This is the opinion of Dr Abu Hassan Ismail (pic), one of the founders of Multimedia University and the former Dean of the Faculty of Creative Multimedia (a name that he coined).

He believes universities produce poor entrepreneurs. "I think the psyche and maybe the culture in the system are not there to support enterprise culture," he conjectures.

Abu Hassan feels confident saying this because he left academia behind in 2003 to become an entrepreneur with his Prestariang Bhd which he listed in 2011. Staying true to his roots as an educationist Prestariang started out as an education services and training company offering certification of various technical programmes as well as selling Mac machines to the government.

Citing statistics that 20 percent of those in the database of the National Higher Education Fund Corporation or known by its Bahasa Malaysia acronym, PTPN, are not currently working, he argues that education providers should adapt better to what industry needs. Instead of thinking about careers three years away, they need to cater for immediate demand even three months down the road.

Deciding to do something about this, in Jan 2017 he set up a cloud-based platform called EduCloud, to deliver education over the net with partners Alibaba Cloud and Conversant Solutions. EduCloud is a single platform to deliver all activities linked to education and related services including campus management, teaching and learning, entertainment, digital payment, and many other services.
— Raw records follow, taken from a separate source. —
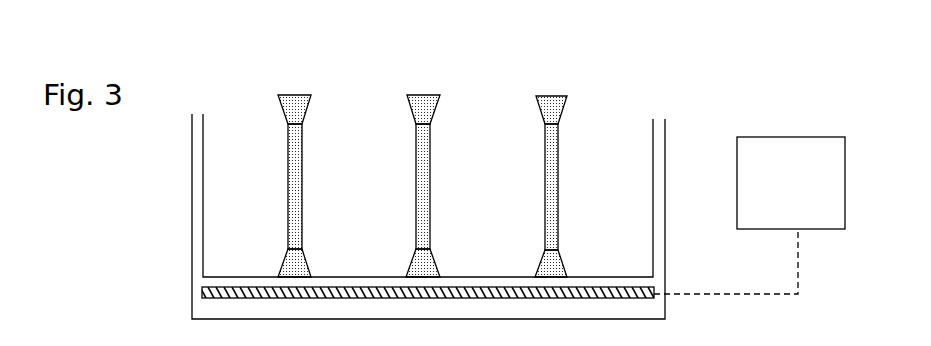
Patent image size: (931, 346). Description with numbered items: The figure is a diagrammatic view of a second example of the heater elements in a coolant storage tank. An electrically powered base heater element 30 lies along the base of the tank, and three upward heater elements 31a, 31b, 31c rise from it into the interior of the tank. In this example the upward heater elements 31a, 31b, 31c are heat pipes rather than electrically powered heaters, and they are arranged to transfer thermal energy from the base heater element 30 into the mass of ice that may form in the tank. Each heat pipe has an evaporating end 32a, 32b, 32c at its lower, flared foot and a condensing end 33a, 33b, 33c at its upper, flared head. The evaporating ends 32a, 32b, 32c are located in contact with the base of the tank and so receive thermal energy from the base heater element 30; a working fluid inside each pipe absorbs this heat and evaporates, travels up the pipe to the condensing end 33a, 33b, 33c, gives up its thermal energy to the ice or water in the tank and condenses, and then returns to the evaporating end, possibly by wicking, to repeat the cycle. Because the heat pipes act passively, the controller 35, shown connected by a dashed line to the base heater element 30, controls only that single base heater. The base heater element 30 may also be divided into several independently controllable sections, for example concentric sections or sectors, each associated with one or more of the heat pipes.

The base heater element 30 is at (202, 293).
The upward heater element 31a is at (289, 184).
The upward heater element 31b is at (421, 181).
The upward heater element 31c is at (548, 195).
The evaporating end 32a is at (291, 263).
The evaporating end 32b is at (419, 263).
The evaporating end 32c is at (550, 270).
The condensing end 33a is at (298, 103).
The condensing end 33b is at (418, 102).
The condensing end 33c is at (553, 103).
The controller 35 is at (810, 199).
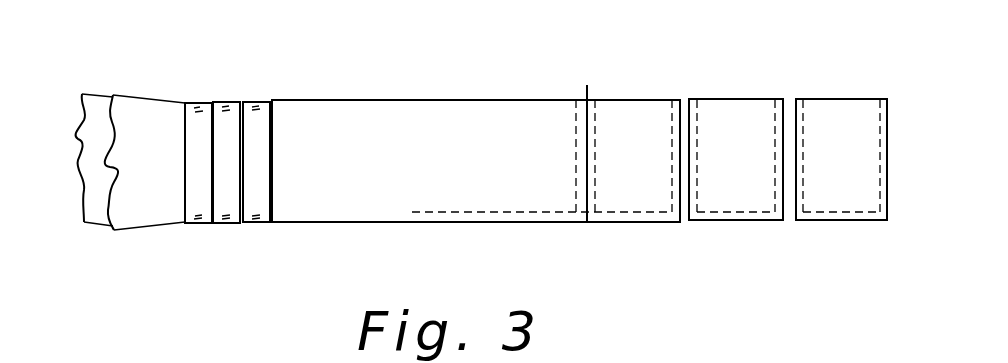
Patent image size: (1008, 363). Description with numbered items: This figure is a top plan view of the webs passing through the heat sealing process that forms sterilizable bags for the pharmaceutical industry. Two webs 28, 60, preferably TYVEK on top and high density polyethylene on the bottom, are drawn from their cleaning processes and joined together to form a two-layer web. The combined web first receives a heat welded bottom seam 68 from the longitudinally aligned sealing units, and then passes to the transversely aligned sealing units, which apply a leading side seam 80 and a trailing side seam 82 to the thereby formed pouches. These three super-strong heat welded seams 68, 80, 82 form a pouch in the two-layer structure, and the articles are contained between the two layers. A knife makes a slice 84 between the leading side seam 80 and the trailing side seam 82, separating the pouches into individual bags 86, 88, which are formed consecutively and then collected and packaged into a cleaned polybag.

The web 28 is at (160, 152).
The web 60 is at (96, 103).
The bottom seam 68 is at (497, 213).
The leading side seam 80 is at (574, 117).
The trailing side seam 82 is at (596, 116).
The slice 84 is at (587, 85).
The bag 86 is at (730, 99).
The bag 88 is at (830, 99).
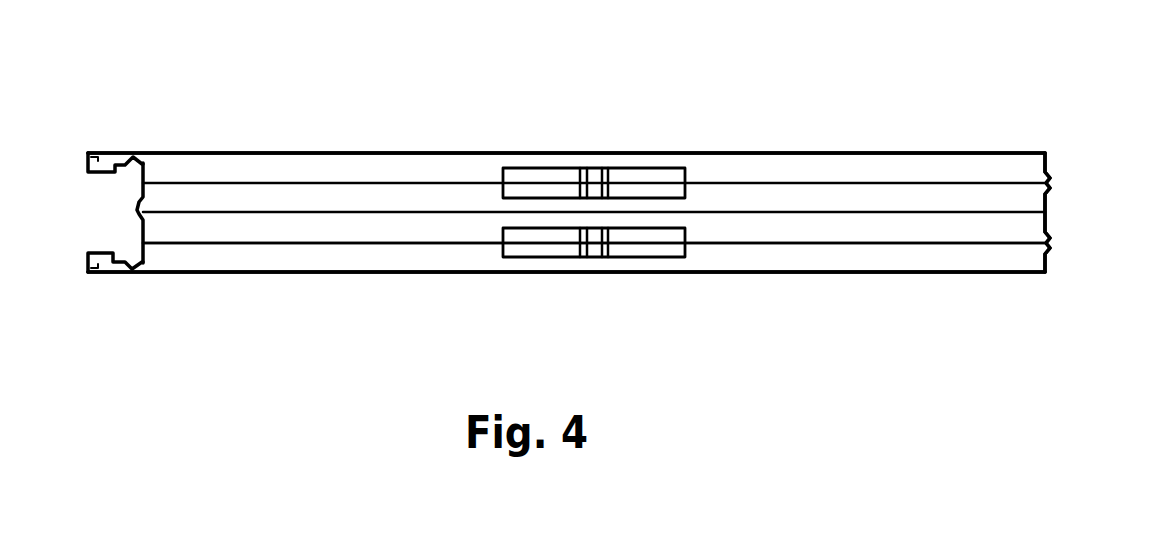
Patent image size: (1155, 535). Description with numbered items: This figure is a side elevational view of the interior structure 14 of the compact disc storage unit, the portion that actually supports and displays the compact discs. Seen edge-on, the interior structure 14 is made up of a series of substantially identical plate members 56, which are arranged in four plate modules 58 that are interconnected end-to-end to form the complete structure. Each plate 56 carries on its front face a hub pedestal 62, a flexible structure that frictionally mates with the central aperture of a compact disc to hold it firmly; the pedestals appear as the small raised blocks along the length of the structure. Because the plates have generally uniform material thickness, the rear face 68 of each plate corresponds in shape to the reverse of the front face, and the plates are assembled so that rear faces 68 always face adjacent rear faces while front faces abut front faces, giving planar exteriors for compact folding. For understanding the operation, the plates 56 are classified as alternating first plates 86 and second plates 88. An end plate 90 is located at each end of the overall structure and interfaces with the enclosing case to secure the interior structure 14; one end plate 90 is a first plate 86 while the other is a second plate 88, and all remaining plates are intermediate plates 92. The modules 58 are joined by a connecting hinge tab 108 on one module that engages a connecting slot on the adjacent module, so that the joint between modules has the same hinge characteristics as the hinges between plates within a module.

The interior structure 14 is at (817, 74).
The plate member 56 is at (1047, 255).
The four plate module 58 is at (820, 301).
The hub pedestal 62 is at (608, 190).
The rear face 68 is at (455, 153).
The first plate 86 is at (205, 158).
The second plate 88 is at (305, 197).
The end plate 90 is at (594, 201).
The intermediate plate 92 is at (170, 227).
The connecting hinge tab 108 is at (108, 153).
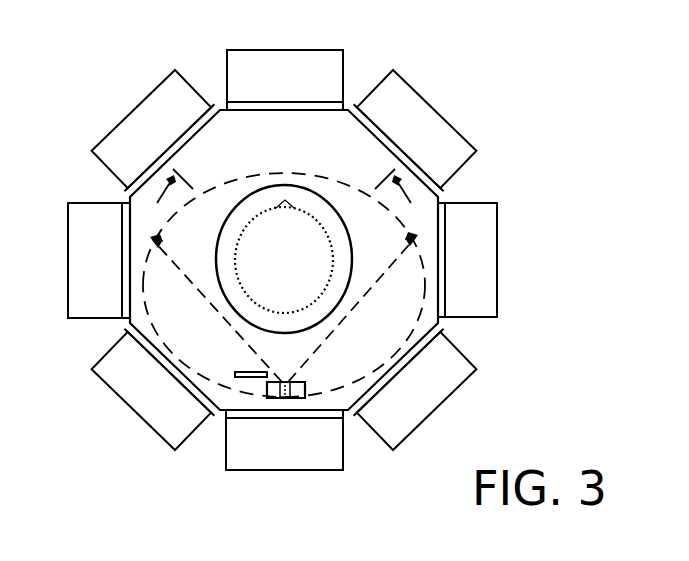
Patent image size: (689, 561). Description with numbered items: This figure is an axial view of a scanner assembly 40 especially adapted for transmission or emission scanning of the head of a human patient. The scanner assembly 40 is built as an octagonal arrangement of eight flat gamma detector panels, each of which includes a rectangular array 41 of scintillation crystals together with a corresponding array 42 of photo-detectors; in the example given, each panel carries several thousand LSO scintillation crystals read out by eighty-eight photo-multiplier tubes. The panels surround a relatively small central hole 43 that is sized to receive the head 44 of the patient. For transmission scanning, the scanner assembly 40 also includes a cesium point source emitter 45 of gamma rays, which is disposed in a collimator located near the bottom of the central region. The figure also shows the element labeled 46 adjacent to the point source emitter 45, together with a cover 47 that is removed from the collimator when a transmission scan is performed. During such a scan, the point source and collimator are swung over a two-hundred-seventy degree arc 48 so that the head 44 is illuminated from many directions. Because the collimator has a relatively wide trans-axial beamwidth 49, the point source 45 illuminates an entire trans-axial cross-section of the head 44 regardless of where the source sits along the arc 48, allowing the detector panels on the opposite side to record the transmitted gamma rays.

The scanner assembly 40 is at (454, 54).
The rectangular array of scintillation crystals 41 is at (384, 131).
The array of photo-detectors 42 is at (427, 137).
The central hole 43 is at (217, 255).
The head of patient 44 is at (243, 230).
The Cs-137 point source emitter 45 is at (285, 382).
The sensor 46 is at (293, 382).
The cover 47 is at (248, 372).
The arc 48 is at (413, 317).
The trans-axial beamwidth 49 is at (272, 173).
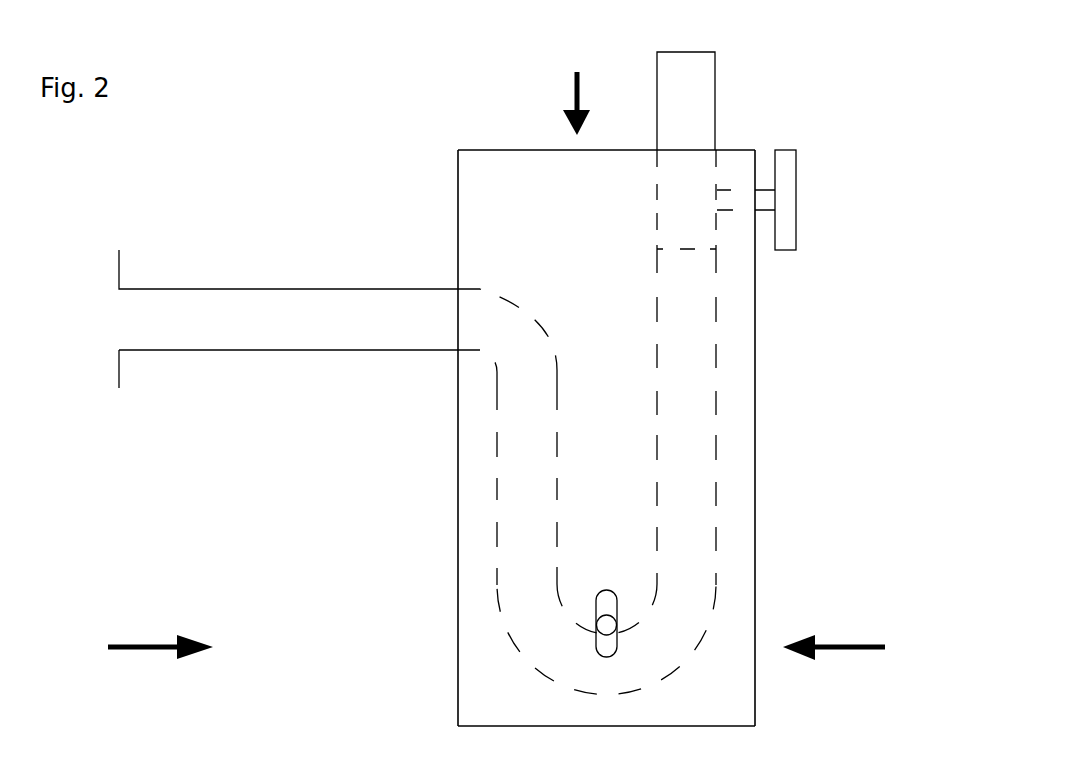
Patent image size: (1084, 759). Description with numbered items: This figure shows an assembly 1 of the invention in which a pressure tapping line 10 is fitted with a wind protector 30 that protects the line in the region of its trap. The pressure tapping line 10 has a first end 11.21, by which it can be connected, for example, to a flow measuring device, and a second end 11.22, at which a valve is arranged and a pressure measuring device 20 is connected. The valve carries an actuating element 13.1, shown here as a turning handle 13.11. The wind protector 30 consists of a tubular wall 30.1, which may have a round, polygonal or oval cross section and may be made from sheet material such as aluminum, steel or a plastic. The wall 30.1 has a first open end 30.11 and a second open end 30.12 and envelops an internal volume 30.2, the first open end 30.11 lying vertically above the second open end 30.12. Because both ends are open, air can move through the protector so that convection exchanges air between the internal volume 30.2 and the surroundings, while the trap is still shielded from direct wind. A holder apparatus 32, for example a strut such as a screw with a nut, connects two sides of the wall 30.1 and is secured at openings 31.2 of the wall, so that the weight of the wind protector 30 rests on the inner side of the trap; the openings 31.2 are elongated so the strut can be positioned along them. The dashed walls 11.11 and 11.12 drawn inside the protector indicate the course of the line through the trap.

The assembly 1 is at (178, 210).
The pressure tapping line 10 is at (277, 288).
The inner channel wall 11.11 is at (398, 407).
The outer channel wall 11.12 is at (737, 448).
The first end 11.21 is at (159, 390).
The second end 11.22 is at (735, 288).
The actuating element 13.1 is at (815, 190).
The turning handle 13.11 is at (815, 210).
The pressure measuring device 20 is at (735, 90).
The wind protector 30 is at (457, 608).
The tubular wall 30.1 is at (497, 170).
The first open end 30.11 is at (417, 150).
The second open end 30.12 is at (795, 725).
The internal volume 30.2 is at (737, 408).
The openings 31.2 is at (607, 646).
The holder apparatus 32 is at (606, 625).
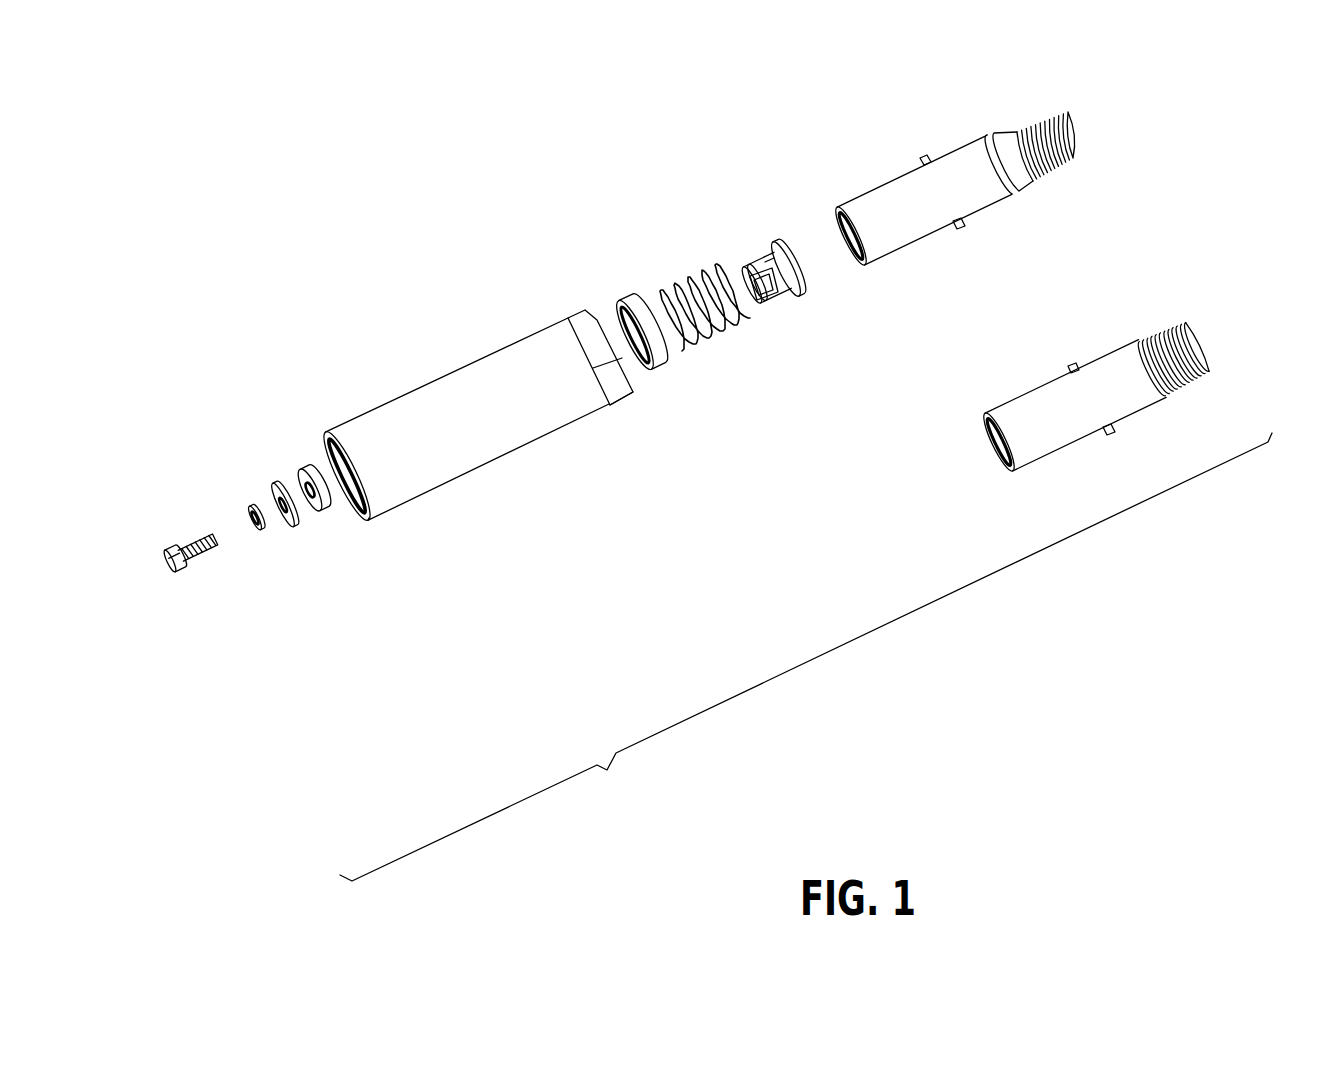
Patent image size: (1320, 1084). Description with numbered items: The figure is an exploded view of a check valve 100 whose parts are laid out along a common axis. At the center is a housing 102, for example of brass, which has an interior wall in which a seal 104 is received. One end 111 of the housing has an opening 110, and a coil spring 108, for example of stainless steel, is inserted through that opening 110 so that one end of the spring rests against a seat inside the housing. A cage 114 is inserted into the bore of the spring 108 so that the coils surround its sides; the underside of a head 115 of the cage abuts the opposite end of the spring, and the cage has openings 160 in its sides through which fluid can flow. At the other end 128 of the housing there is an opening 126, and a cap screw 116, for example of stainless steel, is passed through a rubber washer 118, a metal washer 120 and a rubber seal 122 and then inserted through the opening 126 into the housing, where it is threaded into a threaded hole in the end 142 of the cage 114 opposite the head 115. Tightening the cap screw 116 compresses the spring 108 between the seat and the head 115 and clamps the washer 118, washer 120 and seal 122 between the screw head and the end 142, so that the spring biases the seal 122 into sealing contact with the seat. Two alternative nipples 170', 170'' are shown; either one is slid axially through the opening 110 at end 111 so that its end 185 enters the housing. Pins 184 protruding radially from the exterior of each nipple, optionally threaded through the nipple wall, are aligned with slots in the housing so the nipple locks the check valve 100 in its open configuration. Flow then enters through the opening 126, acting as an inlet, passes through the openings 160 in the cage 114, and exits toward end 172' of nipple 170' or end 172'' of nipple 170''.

The check valve 100 is at (806, 657).
The housing 102 is at (445, 390).
The seal 104 is at (660, 360).
The coil spring 108 is at (677, 292).
The opening 110 is at (607, 323).
The end 111 is at (630, 383).
The cage 114 is at (775, 262).
The head 115 is at (778, 240).
The cap screw 116 is at (172, 546).
The washer 118 is at (250, 511).
The washer 120 is at (278, 489).
The seal 122 is at (302, 468).
The opening 126 is at (352, 490).
The end 128 is at (362, 513).
The end 142 is at (733, 272).
The openings 160 is at (764, 285).
The nipple 170' is at (932, 210).
The nipple 170'' is at (1072, 418).
The end 172' is at (1071, 131).
The end 172'' is at (1196, 340).
The pins 184 is at (958, 219).
The end 185 is at (859, 265).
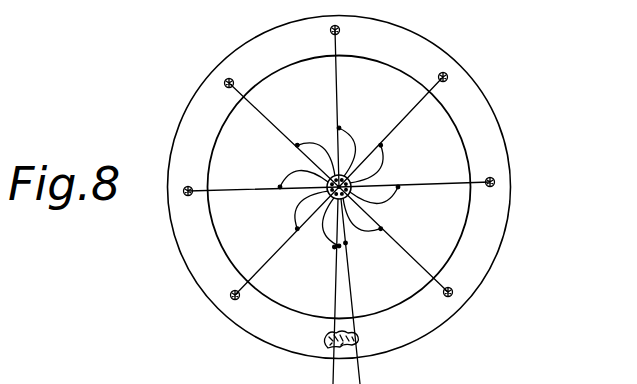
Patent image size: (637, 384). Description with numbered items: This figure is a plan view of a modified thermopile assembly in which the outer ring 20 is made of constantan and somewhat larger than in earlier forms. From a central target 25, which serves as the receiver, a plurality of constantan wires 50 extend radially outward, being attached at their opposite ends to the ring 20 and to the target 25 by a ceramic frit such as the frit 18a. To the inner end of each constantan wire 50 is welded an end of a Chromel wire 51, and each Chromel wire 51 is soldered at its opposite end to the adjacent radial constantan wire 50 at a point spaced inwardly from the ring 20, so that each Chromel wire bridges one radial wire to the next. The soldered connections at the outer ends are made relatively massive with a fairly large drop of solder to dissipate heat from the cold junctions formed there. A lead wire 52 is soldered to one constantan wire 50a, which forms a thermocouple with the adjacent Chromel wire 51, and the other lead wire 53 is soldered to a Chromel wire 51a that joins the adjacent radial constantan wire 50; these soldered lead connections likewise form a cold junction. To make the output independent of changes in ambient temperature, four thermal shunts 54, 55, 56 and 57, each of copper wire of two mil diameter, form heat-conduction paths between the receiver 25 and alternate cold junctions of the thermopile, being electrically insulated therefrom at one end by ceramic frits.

The ceramic frit 18a is at (108, 6).
The ring 20 is at (192, 262).
The central target 25 is at (351, 196).
The constantan wires 50 is at (341, 90).
The constantan wire 50a is at (347, 222).
The Chromel wires 51 is at (307, 143).
The Chromel wire 51a is at (332, 223).
The lead wire 52 is at (352, 297).
The lead wire 53 is at (331, 292).
The thermal shunt 54 is at (363, 168).
The thermal shunt 55 is at (368, 217).
The thermal shunt 56 is at (313, 207).
The thermal shunt 57 is at (320, 160).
"This is how knowledge will be delivered in the future," says Abu Hassan confidently.  "If we can do it better, cheaper, faster, why not?"

Meanwhile, no one can talk about Abu Hassan’s Prestariang without talking about the 2016 deal he won based on the PPP (Public Private Partnership) model worth RM3.5 billion over a 15-year concession with the Ministry of Home Affairs to implement a new immigration system called Sistem Kawalan Imigresen Nasional (SKIN).

"The new concept is about pushing your border as far away from your country as possible," explains Abu Hassan about the system expected to be fully commissioned in 2020. "Screen them before they board the plane."

One of components of SKIN will be a risk assessment engine to help flag potential troublesome visa applicants that will be implemented in 37 embassies around the world. "It's about how you put intelligence around data," he says.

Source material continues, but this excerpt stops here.